Code switching is not accommodating the lowest common denominator - it’s acknowledging that there are infinite varieties of social circumstance.
Put it this way - if the purpose of speaking is to be understood, why would we not endeavor to be understood fully? Eloquence is meaningless if nobody is capable of appreciating it, and some of my favorite authors achieve sublime eloquence with very simple vocabulary indeed.
[QUOTE=ThelmaLou;20578244
Back to my original reply of “so what?” I absolutely do not care if people think I’m showing off. And I’m not even a little bit susceptible to “social rebuke.” Maybe it’s because I’m old.

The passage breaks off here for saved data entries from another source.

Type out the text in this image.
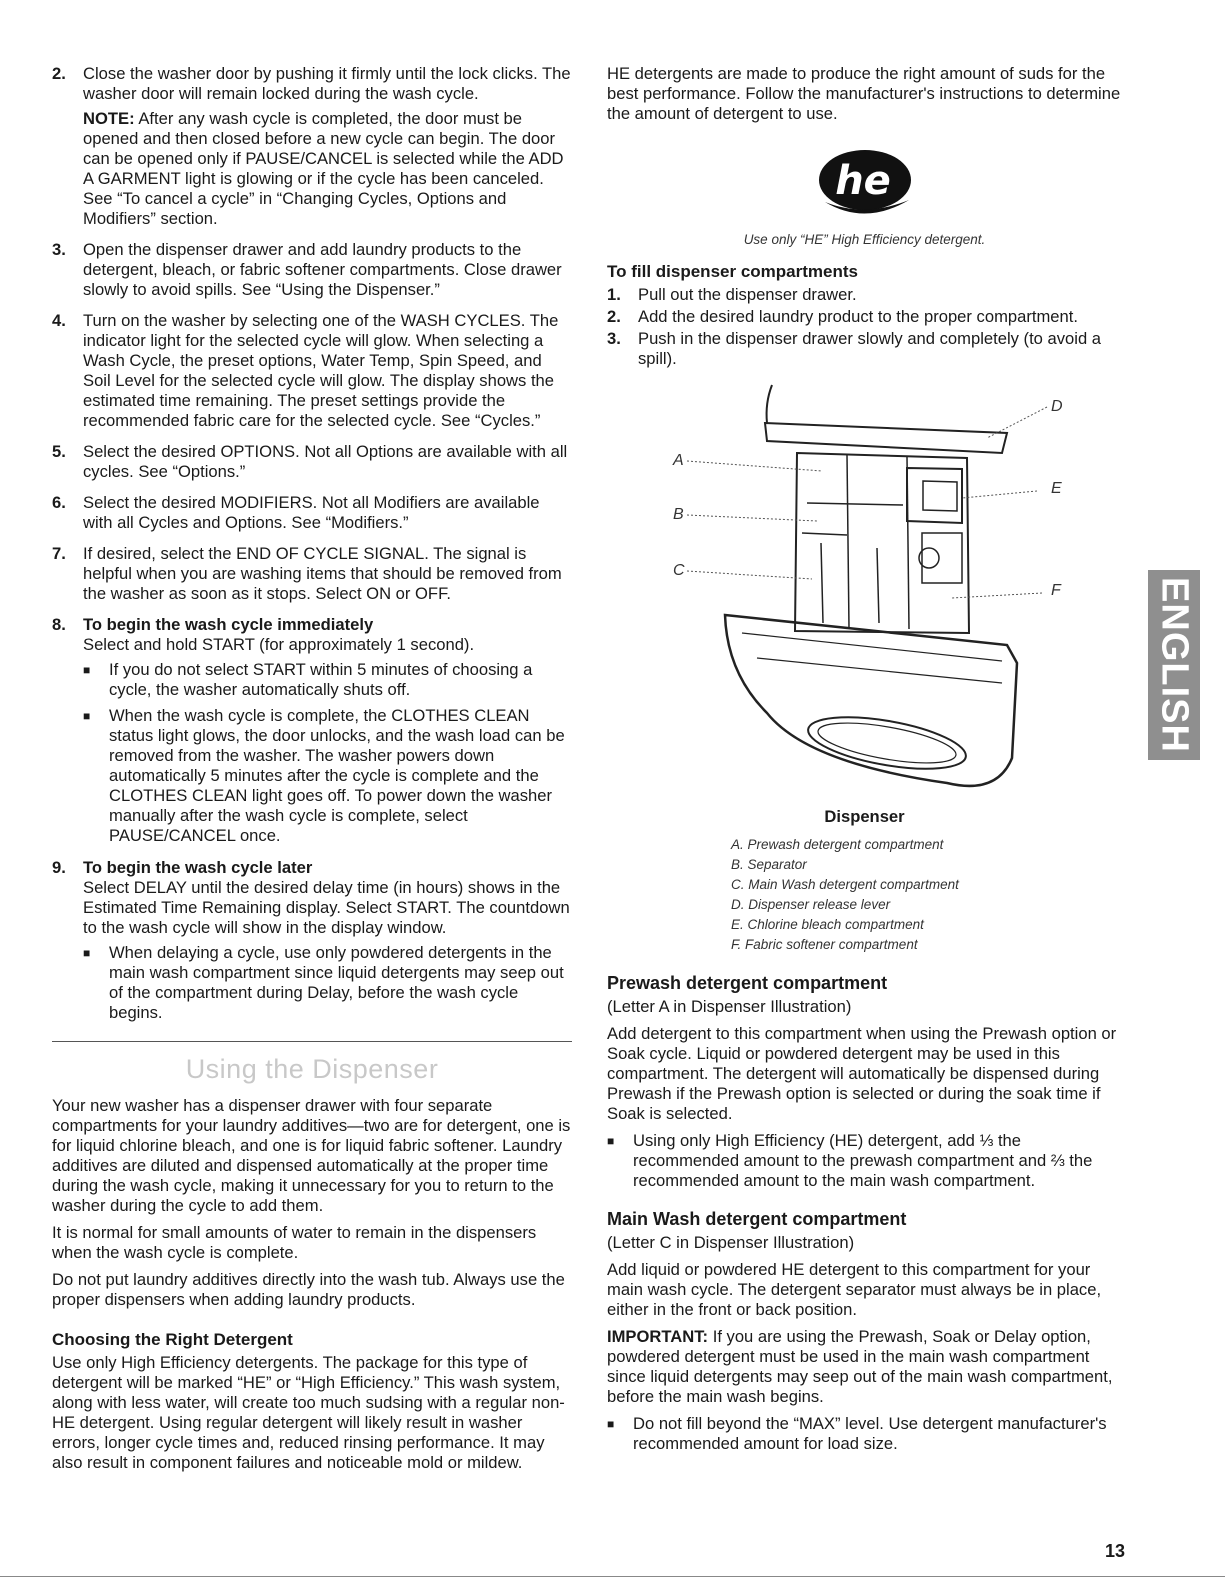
2.	Close the washer door by pushing it firmly until the lock clicks. The washer door will remain locked during the wash cycle.

NOTE: After any wash cycle is completed, the door must be opened and then closed before a new cycle can begin. The door can be opened only if PAUSE/CANCEL is selected while the ADD A GARMENT light is glowing or if the cycle has been canceled. See “To cancel a cycle” in “Changing Cycles, Options and Modifiers” section.

3.	Open the dispenser drawer and add laundry products to the detergent, bleach, or fabric softener compartments. Close drawer slowly to avoid spills. See “Using the Dispenser.”

4.	Turn on the washer by selecting one of the WASH CYCLES. The indicator light for the selected cycle will glow. When selecting a Wash Cycle, the preset options, Water Temp, Spin Speed, and Soil Level for the selected cycle will glow. The display shows the estimated time remaining. The preset settings provide the recommended fabric care for the selected cycle. See “Cycles.”

5.	Select the desired OPTIONS. Not all Options are available with all cycles. See “Options.”

6.	Select the desired MODIFIERS. Not all Modifiers are available with all Cycles and Options. See “Modifiers.”

7.	If desired, select the END OF CYCLE SIGNAL. The signal is helpful when you are washing items that should be removed from the washer as soon as it stops. Select ON or OFF.

8.	To begin the wash cycle immediately

Select and hold START (for approximately 1 second).

■	If you do not select START within 5 minutes of choosing a cycle, the washer automatically shuts off.
■	When the wash cycle is complete, the CLOTHES CLEAN status light glows, the door unlocks, and the wash load can be removed from the washer. The washer powers down automatically 5 minutes after the cycle is complete and the CLOTHES CLEAN light goes off. To power down the washer manually after the wash cycle is complete, select PAUSE/CANCEL once.
9.	To begin the wash cycle later

Select DELAY until the desired delay time (in hours) shows in the Estimated Time Remaining display. Select START. The countdown to the wash cycle will show in the display window.

■	When delaying a cycle, use only powdered detergents in the main wash compartment since liquid detergents may seep out of the compartment during Delay, before the wash cycle begins.
Using the Dispenser

Your new washer has a dispenser drawer with four separate compartments for your laundry additives—two are for detergent, one is for liquid chlorine bleach, and one is for liquid fabric softener. Laundry additives are diluted and dispensed automatically at the proper time during the wash cycle, making it unnecessary for you to return to the washer during the cycle to add them.

It is normal for small amounts of water to remain in the dispensers when the wash cycle is complete.

Do not put laundry additives directly into the wash tub. Always use the proper dispensers when adding laundry products.

Choosing the Right Detergent

Use only High Efficiency detergents. The package for this type of detergent will be marked “HE” or “High Efficiency.” This wash system, along with less water, will create too much sudsing with a regular non-HE detergent. Using regular detergent will likely result in washer errors, longer cycle times and, reduced rinsing performance. It may also result in component failures and noticeable mold or mildew.

HE detergents are made to produce the right amount of suds for the best performance. Follow the manufacturer's instructions to determine the amount of detergent to use.

he
Use only “HE” High Efficiency detergent.
To fill dispenser compartments
1.	Pull out the dispenser drawer.
2.	Add the desired laundry product to the proper compartment.
3.	Push in the dispenser drawer slowly and completely (to avoid a spill).
A
B
C
D
E
F
Dispenser
A. Prewash detergent compartment
B. Separator
C. Main Wash detergent compartment
D. Dispenser release lever
E. Chlorine bleach compartment
F. Fabric softener compartment
Prewash detergent compartment

(Letter A in Dispenser Illustration)

Add detergent to this compartment when using the Prewash option or Soak cycle. Liquid or powdered detergent may be used in this compartment. The detergent will automatically be dispensed during Prewash if the Prewash option is selected or during the soak time if Soak is selected.

■	Using only High Efficiency (HE) detergent, add ⅓ the recommended amount to the prewash compartment and ⅔ the recommended amount to the main wash compartment.
Main Wash detergent compartment

(Letter C in Dispenser Illustration)

Add liquid or powdered HE detergent to this compartment for your main wash cycle. The detergent separator must always be in place, either in the front or back position.

IMPORTANT: If you are using the Prewash, Soak or Delay option, powdered detergent must be used in the main wash compartment since liquid detergents may seep out of the main wash compartment, before the main wash begins.

■	Do not fill beyond the “MAX” level. Use detergent manufacturer's recommended amount for load size.
ENGLISH
13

I suggest you be your smart, big-word self around anyone and everyone and let the devil take the hindmost. Don’t dumb yourself or your speech down because some people don’t understand your eggheady words. [/SIZE]
[/QUOTE]
ETA ^ In response to ThelmaLou:
No thanks. I’m doing fine with my language as it is. I like people understanding me and not having to stop and explain what I meant. I see no need to change. Just like I swear around certain people and don’t swear around other people, my vocabulary changes from person to person, depending on what I feel is appropriate. I rather enjoy the flexibility. But, as I said before, my default diction tends to be fairly vernacular, so it’s very natural to me. Just like certain people bring out different sides of my personality, they also bring out different parts of my vocabulary. Hell, even my accent changes depending on what group of people I’m around. If I’m around my neighborhood buddies, I revert back to my Chicago accent. In more neutral situations, I have a much more neutral accent and more careful enunciation, instead of lopping off my "th"s and slurring my "str"s into “shtr” sounds, which is my totally natural accent. Also, my totally natural language involves quite a bit of swearing, so that needs to be reigned in when I talk to most people.